No business owner wants to lose money, especially since business insurance rates are on the rise. When faced with tough situations, it’s better to maintain your integrity than fight to save a few bucks.

Here are several ways to do the right thing when financial consequences are a real possibility:

Support employees who refuse service to their harassers

Most customers are wonderful and treat employees with respect, but every once in a while, an unruly customer goes too far. Like this D.C. man who spat a large sip of water in a coffee shop manager’s face.

The natural response from employees and even supervisors is to refuse service to an unruly customer, but sometimes there’s backlash from upper management. Sometimes business owners don’t want to lose sales or risk that person bad mouthing the business. Those consequences are inevitable when you side with an employee, and siding with them is the right thing to do.

When your employees are disrespected, abused, threatened, or otherwise harassed, they need your support. Yes, you’ll lose that customer’s business, but what’s the loss of a few bucks compared to the wellbeing of your staff?

Stand by employees when they file workers’ comp claims

When an employee files for workers’ compensation, be willing to help them through their situation. They’re probably terrified of getting fired, demoted, or retaliated against. Even when an employer approves their claim, those fears can be present.

An injured employee might wonder if their claim was approved to avoid a lawsuit. Those fears aren’t unsubstantiated, as many employees do file lawsuits when their claim is denied. Some denials are legitimate. Legal experts at RBR explain that claims are often denied because the employer wasn’t notified within 30 days, the claim provided incomplete information, the injury occurred off the job, or the employee failed to follow doctor’s instructions.

Other denials aren’t legitimate, and are an attempt to avoid the costs and avoid taking responsibility. Sometimes illegitimate denials are a matter of money, other times it’s reputation, but often it’s a mix of the two.

Your injured employees need your support

You don’t want to see your team members injured, but it’s tough when you’re facing a financial consequence resulting from their injury. Hopefully you’ve purchased workers’ compensation insurance so you’re prepared; it’s mandatory for many businesses.

Requirements vary by state and industry, as well as the size and structure of a business. The National Federation of Independent Business (NFIB) provides a state-by-state guide to the requirements for obtaining worker’s compensation insurance. If worker’s compensation insurance is mandatory for your business and you’ve skipped it, you could face fines, lawsuits, and criminal charges.

It’s difficult to take responsibility for something you didn’t directly cause, especially when the incident becomes newsworthy and everyone is talking about your brand. Denying responsibility or passing the buck isn’t going to make you look good. People understand that accidents happen, and taking responsibility doesn’t mean you’re guilty. It means you’re owning what happened and taking the necessary steps to ensure it doesn’t happen again.
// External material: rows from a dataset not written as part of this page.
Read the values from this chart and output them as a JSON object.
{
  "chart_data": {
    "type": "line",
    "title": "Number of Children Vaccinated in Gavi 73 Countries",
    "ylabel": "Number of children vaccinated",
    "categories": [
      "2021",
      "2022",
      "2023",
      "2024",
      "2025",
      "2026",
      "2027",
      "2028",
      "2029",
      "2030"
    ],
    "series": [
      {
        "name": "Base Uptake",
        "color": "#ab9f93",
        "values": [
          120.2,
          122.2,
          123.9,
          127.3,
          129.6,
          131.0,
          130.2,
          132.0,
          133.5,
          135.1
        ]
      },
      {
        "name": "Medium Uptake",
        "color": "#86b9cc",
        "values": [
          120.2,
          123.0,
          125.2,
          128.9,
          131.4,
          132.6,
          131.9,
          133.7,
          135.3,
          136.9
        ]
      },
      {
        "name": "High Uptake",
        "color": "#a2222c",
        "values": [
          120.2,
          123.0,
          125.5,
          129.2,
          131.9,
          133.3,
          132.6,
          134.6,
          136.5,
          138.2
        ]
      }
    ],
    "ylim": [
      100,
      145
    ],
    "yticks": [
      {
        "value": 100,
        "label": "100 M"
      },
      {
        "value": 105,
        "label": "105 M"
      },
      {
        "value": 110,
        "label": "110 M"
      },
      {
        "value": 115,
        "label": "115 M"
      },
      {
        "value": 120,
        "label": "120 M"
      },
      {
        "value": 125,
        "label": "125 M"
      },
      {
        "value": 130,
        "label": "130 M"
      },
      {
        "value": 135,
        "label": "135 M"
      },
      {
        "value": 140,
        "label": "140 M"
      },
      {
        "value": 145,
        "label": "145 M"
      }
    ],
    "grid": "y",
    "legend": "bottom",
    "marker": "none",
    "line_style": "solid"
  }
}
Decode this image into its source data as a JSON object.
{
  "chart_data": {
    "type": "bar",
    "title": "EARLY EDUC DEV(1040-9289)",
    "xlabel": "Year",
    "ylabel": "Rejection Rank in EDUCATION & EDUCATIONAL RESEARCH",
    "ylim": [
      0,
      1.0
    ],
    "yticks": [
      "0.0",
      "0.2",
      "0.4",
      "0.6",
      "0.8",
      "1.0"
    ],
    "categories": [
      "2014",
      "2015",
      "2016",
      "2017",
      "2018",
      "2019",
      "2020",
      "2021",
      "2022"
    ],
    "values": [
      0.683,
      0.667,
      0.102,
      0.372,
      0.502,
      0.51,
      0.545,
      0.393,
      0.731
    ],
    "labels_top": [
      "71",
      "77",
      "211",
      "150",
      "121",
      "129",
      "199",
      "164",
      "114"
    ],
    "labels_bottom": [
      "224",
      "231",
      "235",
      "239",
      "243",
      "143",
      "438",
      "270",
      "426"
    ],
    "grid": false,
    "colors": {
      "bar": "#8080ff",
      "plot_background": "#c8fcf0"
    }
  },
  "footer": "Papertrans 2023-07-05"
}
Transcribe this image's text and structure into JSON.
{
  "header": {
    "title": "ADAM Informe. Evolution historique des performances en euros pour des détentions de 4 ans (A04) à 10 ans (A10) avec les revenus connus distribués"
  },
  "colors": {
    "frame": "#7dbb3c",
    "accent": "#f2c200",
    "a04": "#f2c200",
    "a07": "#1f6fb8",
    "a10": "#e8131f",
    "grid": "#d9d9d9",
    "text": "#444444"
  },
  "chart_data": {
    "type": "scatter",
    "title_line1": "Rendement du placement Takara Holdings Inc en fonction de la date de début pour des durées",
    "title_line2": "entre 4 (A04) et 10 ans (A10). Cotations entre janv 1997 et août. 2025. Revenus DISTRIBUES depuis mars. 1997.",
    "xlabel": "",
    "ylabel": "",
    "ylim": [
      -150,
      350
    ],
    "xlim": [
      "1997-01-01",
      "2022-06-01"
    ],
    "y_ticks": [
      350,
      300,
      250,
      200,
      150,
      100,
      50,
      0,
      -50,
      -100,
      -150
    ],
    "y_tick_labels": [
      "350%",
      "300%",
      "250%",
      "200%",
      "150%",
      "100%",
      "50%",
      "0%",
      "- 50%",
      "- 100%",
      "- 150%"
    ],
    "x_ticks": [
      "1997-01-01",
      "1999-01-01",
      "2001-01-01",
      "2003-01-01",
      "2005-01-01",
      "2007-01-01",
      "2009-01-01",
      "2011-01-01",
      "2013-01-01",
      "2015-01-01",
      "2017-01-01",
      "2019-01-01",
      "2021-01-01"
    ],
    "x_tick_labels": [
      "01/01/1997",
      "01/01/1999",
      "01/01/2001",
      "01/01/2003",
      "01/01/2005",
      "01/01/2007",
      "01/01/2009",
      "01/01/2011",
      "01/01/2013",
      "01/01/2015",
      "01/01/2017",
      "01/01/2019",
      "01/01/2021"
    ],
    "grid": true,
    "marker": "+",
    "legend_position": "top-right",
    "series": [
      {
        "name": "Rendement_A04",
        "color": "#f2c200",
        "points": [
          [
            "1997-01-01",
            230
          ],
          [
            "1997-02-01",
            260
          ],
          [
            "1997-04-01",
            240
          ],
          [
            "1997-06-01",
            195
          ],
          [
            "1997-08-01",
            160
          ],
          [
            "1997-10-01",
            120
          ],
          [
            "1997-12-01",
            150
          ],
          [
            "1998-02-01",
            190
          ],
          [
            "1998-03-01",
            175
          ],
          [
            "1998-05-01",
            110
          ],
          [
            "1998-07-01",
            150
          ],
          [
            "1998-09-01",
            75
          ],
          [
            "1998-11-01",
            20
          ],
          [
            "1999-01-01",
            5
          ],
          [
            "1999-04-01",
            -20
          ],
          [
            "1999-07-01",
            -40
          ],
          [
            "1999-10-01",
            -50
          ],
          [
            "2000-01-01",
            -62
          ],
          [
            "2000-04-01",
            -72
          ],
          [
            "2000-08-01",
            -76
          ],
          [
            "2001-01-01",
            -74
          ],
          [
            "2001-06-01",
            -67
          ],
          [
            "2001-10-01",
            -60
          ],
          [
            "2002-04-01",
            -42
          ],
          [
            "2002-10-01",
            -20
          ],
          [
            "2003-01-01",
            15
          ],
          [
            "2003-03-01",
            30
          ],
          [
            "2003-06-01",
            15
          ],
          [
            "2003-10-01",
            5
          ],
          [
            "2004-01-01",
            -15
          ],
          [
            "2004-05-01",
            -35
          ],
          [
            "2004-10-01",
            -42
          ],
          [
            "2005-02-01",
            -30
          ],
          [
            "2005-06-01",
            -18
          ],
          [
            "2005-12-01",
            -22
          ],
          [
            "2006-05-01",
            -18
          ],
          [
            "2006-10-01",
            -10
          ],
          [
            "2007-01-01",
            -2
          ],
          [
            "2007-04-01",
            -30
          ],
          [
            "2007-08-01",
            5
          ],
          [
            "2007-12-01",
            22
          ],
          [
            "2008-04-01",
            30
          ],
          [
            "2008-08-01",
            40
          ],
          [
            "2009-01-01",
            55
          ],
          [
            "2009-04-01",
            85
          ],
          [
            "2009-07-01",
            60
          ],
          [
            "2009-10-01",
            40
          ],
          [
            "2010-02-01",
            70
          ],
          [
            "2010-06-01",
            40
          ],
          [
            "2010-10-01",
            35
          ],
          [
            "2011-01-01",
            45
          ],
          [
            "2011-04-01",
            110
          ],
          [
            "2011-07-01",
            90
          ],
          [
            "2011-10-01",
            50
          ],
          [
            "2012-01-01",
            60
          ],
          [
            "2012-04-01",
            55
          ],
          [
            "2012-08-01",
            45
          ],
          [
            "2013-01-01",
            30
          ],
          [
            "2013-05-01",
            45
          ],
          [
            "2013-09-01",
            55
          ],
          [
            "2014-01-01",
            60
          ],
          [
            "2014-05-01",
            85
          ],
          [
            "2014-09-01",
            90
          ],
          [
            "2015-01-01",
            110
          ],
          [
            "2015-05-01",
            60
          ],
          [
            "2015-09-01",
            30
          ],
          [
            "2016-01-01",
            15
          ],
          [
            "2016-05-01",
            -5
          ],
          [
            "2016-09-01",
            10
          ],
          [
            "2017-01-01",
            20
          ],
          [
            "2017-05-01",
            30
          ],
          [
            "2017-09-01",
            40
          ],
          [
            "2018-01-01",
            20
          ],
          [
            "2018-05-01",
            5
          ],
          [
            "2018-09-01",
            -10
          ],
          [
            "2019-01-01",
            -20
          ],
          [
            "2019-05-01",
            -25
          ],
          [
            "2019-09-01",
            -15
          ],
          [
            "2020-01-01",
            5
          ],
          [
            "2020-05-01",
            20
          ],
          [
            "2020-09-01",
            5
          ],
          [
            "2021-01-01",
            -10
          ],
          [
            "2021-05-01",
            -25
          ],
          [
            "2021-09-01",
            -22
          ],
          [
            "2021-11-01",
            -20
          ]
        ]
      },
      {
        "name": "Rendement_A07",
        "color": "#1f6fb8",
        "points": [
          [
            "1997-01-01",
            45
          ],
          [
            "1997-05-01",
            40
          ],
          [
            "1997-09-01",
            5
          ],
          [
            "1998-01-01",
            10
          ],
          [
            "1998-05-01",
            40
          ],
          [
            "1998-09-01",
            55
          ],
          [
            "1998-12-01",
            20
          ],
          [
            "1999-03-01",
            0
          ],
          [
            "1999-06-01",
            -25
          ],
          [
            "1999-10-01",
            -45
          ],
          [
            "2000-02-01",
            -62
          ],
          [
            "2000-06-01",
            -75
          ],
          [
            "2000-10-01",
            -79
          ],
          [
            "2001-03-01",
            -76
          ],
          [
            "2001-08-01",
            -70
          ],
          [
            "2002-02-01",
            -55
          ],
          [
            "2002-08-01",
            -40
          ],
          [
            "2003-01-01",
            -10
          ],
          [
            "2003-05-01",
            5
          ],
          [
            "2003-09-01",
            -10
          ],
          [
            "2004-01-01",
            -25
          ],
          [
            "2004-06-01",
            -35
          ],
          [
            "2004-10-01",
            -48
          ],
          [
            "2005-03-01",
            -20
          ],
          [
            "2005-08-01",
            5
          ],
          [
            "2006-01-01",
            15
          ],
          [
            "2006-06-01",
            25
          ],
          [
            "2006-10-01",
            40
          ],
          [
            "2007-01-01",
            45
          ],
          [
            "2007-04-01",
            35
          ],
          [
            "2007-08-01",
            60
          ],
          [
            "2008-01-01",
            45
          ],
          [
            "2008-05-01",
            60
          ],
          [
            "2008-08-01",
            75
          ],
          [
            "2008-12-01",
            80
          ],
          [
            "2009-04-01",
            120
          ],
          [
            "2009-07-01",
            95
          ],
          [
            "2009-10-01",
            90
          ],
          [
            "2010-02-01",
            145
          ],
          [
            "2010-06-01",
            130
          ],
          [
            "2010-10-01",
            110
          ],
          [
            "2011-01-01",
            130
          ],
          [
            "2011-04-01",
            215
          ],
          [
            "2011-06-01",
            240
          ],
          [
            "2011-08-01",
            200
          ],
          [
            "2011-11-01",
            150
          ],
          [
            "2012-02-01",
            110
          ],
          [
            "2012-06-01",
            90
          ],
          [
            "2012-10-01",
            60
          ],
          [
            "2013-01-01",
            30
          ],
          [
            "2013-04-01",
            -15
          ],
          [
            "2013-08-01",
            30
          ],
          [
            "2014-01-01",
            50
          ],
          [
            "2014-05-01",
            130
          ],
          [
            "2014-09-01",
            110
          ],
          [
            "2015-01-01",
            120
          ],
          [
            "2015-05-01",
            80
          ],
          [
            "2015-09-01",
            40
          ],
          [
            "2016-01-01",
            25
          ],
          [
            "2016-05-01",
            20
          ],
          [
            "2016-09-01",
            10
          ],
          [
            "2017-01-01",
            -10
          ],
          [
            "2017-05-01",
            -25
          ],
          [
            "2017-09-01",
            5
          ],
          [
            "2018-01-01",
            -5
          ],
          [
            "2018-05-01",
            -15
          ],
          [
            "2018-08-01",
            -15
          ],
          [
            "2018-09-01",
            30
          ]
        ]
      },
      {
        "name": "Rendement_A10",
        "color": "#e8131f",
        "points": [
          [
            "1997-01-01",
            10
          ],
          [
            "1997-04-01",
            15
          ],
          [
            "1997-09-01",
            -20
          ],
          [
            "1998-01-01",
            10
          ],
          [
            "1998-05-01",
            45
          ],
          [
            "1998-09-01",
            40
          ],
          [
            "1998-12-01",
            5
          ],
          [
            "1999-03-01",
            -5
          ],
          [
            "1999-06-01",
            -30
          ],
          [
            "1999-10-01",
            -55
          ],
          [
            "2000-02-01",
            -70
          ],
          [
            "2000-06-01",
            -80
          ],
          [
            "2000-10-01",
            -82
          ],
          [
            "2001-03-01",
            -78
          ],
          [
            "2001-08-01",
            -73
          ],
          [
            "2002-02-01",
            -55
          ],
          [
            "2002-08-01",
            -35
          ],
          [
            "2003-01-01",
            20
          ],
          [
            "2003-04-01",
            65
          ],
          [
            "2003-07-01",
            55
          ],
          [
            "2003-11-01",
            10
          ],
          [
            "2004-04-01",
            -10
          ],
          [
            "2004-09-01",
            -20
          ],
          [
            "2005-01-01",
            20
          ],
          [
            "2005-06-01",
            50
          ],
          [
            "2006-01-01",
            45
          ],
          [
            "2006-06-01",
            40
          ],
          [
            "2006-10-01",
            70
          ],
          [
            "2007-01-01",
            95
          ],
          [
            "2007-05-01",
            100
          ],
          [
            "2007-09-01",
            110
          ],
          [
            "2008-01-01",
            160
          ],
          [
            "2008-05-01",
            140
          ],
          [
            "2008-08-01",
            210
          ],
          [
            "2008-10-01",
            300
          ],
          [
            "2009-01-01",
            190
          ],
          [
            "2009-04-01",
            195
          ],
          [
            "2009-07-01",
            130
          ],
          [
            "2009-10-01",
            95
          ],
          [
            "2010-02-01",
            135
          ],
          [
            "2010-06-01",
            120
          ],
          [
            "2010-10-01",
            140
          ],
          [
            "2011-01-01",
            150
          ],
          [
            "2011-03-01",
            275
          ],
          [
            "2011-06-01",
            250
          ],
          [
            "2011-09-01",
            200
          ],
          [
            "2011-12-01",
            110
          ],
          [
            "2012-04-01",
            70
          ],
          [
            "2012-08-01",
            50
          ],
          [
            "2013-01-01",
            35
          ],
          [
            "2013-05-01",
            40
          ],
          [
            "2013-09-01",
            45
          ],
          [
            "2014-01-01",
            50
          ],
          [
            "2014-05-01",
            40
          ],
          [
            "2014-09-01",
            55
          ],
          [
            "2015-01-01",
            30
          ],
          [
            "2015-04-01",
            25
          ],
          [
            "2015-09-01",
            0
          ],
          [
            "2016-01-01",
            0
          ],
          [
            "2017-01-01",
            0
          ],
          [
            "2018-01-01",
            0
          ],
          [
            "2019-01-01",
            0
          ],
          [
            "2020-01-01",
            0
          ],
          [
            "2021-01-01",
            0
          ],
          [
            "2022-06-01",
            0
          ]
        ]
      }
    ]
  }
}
Let go of employees who aren’t a match for the team

This one’s tough. When you’ve got an employee who does their job well, but doesn’t get along well with others, the right move is to let them go. You can try to work on the situation first, but chances are, the dynamics won’t change.

What’s right for the team is often at odds with what you want. If one employee is dragging the rest of the team down, they aren’t working out, no matter how good they are at their job. Supporting your employees means making decisions that work for the team. If you’ve already got a wonderful team, it shouldn’t be hard to find a replacement.

Consequences aren’t always “bad”

There are consequences to every decision you make, and they’re not necessarily bad. They’re part of the choices you make. Accepting the consequences for supporting your employees is a noble effort, and sets an example of integrity for your employees and other businesses.